Some men came to see this miracle, and King Hezekiah showed them all around his stuff and took credit for it. Because of his pride, he dishonored God in the last days of his life despite all that God had done for him. "...God left him to test him and to know everything that was in his heart."
I wonder if that's some of what God does in these places of waiting ... if He's testing us to know everything that is in our hearts.
May we be found as He desires us to be.
Thanks.
Those pictures can be enlarged by clicking on them. The one of the cemetary is interesting enlarged.
It was a rough night last night.
Well, another day...
prayers....simply prayers
++standing and praying++
i think the fact she still attends services with you is rather miraculous. i think it is time to honor the miraculous and move seats.
same God, same worship, different perspective. it's giving her the space she really seems to need and if she is still willing to go with you, i think that speaks volumes in the realm of *hope*.
praying. in the gap, hands to heaven, praying.
Will,
Know that I am praying for you. One step at a time..sometime all we can do is take one moment at a time.
I'm sorry for my absence.
I've been overwhelmingly busy of late. Not much of an excuse.
I think of and pray for you daily though.
I know my being there to walk in the dark silently by your side would not fix a thing, but I wish I were. I am in a sense.
Just know you need never hesitate to use my e-mail or phone number if you want.

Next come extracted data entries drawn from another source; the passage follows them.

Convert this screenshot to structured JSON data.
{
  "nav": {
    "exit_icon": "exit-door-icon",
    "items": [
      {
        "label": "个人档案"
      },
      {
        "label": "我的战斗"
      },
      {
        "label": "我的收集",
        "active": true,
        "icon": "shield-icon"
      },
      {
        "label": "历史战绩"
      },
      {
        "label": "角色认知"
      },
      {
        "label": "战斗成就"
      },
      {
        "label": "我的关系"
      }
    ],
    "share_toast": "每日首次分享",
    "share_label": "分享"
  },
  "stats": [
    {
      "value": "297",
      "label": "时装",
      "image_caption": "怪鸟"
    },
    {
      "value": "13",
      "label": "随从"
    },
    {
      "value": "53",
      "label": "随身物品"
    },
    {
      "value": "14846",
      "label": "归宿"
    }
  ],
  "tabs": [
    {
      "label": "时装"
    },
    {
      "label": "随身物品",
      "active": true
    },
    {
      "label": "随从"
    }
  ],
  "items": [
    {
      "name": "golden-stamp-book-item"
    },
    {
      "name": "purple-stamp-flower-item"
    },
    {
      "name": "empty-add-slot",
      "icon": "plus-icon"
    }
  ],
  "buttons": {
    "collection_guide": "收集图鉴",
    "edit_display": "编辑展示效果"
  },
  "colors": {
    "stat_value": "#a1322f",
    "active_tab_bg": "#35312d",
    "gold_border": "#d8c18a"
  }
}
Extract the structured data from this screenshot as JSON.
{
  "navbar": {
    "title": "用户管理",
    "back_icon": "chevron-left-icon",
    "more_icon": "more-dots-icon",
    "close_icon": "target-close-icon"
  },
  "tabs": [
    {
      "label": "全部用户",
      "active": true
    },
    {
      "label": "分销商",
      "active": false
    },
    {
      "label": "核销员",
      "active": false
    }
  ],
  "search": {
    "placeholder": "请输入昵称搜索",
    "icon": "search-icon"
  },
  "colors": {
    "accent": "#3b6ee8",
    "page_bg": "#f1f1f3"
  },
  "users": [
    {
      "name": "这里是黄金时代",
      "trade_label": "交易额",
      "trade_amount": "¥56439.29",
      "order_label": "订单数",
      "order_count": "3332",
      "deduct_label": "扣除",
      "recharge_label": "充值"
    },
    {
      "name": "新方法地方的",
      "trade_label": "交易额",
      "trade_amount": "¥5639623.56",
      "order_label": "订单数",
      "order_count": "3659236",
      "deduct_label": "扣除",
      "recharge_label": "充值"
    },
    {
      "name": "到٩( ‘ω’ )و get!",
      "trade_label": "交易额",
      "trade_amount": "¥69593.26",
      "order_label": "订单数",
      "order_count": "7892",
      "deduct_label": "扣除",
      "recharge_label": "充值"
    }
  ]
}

Look at the moon and know that I am gazing upon it with you, my dear friend.
Love and prayers travel the 3,000 miles between us in a heartbeat.
Justin
praying for Brenda.....just feel really compelled to pray for Brenda......and you.
Dear Will thinking of you as its Wed 's counselling session. may the Holy Spirit give you wisdom and words. Praying that the Lord may bring Brenda to her knees before the cross.
Haven't read anything from you for a while, please let us know you're 'okay'...or as 'okay' as anyone can be when they are experiencing what you are right now.